若者が社会に対して感じるモヤモヤについて、第一線で活躍する社会人にぶつけて、より良いヒントを探る連載「U30と考えるソーシャルグッド」。今回は、感染症や呼吸器疾患の専門家である、日比谷クリニック副院長の加藤哲朗医師に、大学生を中心に活動するNO YOUTH NO JAPANのメンバーが、新型コロナウイルスのワクチン接種が日本が海外と比べて遅いことに対する疑問をぶつける。
(前回の記事:男性育休の権利放棄。ブラックな働き方、なぜやめられないの?)
日比谷クリニックは、海外渡航者に特化した「トラベルクリニック」であり、留学生や海外赴任者が多く訪れている。学生のなかには秋から留学を希望する人も多いが、海外の大学側の受け入れの見通しは立っていない。なぜ日本ではここまでワクチン接種のスピードが遅いのだろうか。
日本のワクチン接種が遅れているのはなぜ?
NO YOUTH NO JAPAN 田中舞子(以下、NYNJ田中):今年9月から留学を控えており、現状では行ける見込みがありません。欧米では新型コロナのワクチン接種が進んでいる印象ですが、渡航の際にワクチン接種が条件となることは不安が大きいです。どうして留学のためにワクチンが必要なのでしょうか。
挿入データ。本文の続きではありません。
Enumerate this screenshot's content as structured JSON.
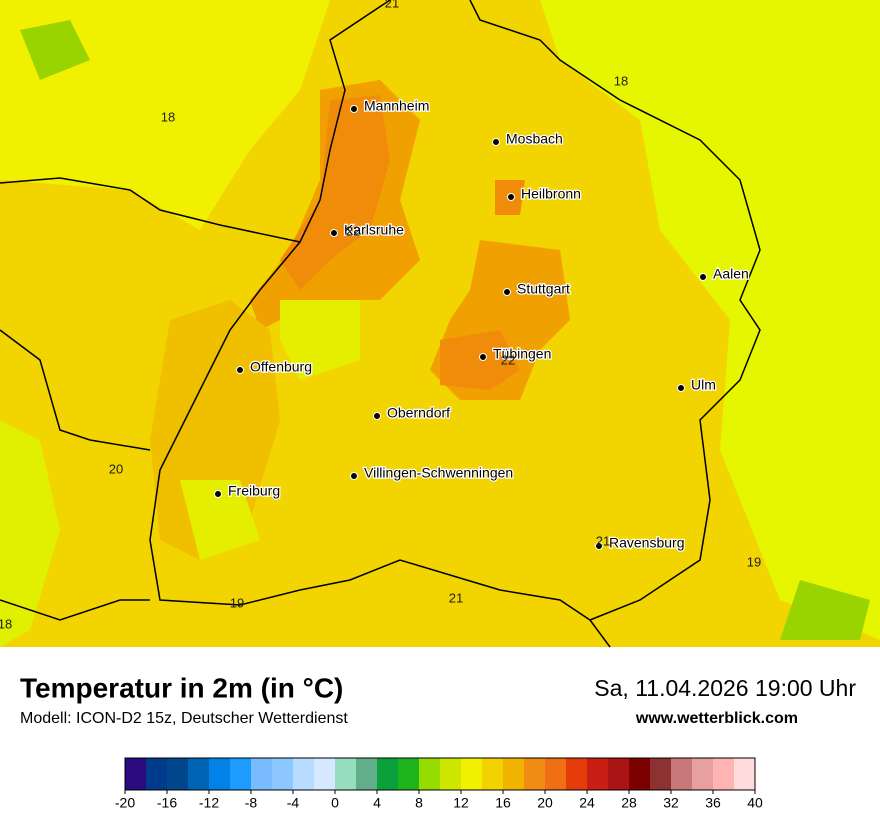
{
  "header": {
    "title": "Temperatur in 2m (in °C)",
    "model": "Modell: ICON-D2 15z, Deutscher Wetterdienst",
    "datetime": "Sa, 11.04.2026 19:00 Uhr",
    "website": "www.wetterblick.com"
  },
  "cities": [
    "Mannheim",
    "Mosbach",
    "Heilbronn",
    "Karlsruhe",
    "Aalen",
    "Stuttgart",
    "Tübingen",
    "Offenburg",
    "Ulm",
    "Oberndorf",
    "Villingen-Schwenningen",
    "Freiburg",
    "Ravensburg"
  ],
  "map_labels": [
    21,
    18,
    18,
    22,
    22,
    20,
    21,
    19,
    19,
    21,
    18
  ],
  "colorbar": {
    "ticks": [
      -20,
      -16,
      -12,
      -8,
      -4,
      0,
      4,
      8,
      12,
      16,
      20,
      24,
      28,
      32,
      36,
      40
    ],
    "lim": [
      -20,
      40
    ],
    "colors": [
      "#2c0a80",
      "#003a8a",
      "#00468c",
      "#0064b4",
      "#0082e6",
      "#1e9bff",
      "#78bcff",
      "#8cc8ff",
      "#b8dcff",
      "#d6e8ff",
      "#96dcbe",
      "#62ae8a",
      "#0aa03c",
      "#1eb41e",
      "#96dc00",
      "#cce600",
      "#f0f000",
      "#f2d200",
      "#f0b400",
      "#f08c14",
      "#f06e14",
      "#e63c0a",
      "#c81e14",
      "#aa1414",
      "#7c0000",
      "#8c3232",
      "#c87878",
      "#e6a0a0",
      "#ffb4b4",
      "#ffdcdc"
    ]
  }
}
加藤哲朗医師(以下、加藤):まず、そもそも国や地域、州、学校によって必要なワクチンが違うので、留学先や渡航先によってどのワクチンが必要かを知ることが大切です。
海外留学に際して留学生がワクチンを求められる理由は、本人を守るためだけでなく大学の集団生活を維持するためでもあります。ワクチンを受けていない1人が病気を持ち込み校内で広がると、健康面の問題だけでなく講義や実習といった、学校生活そのものもできなくなります。もともと欧米ではワクチンに対する信頼感が強いこともありますが、特に欧米の学校にはさまざまな国の人が来ることもあるので、日本より接種証明などの基準が厳しいのではないかと思います。
NYNJ田中:大学で求められるワクチンの基準の厳しさからも、日本と海外では意識の違いが大きいように感じます。海外の先進国に比べて、日本の接種が遅れている原因は何なのでしょうか。
加藤:予防手段があるならやろう、という考え方が特に欧米にはあり、また先ほどお伝えしたようにワクチンに対する信頼度が高いという背景があります。どの病気もそうですが、まずはかからないようにすることが大事です。新型コロナに関しても、当初は「若い人ならかかっても大丈夫」といった考え方もありましたが、最近は後遺症の問題や変異株によって若い方でも重症化することが明らかになり、やはり免疫を付けるためには罹患するのではなくワクチンを接種する方が良いという考え方になってきたと思います。
一方で日本では、かなり昔の話ですが集団接種の際の針の使い回しの問題や、近年では子宮頸がんワクチンの副反応が取り沙汰されてきたように、ワクチンそのものに対して有効性や安全性に疑問が持たれやすい傾向があるのではないかと思います。また、新薬の承認に時間がかかりやすい点も接種が遅れている原因の一つです。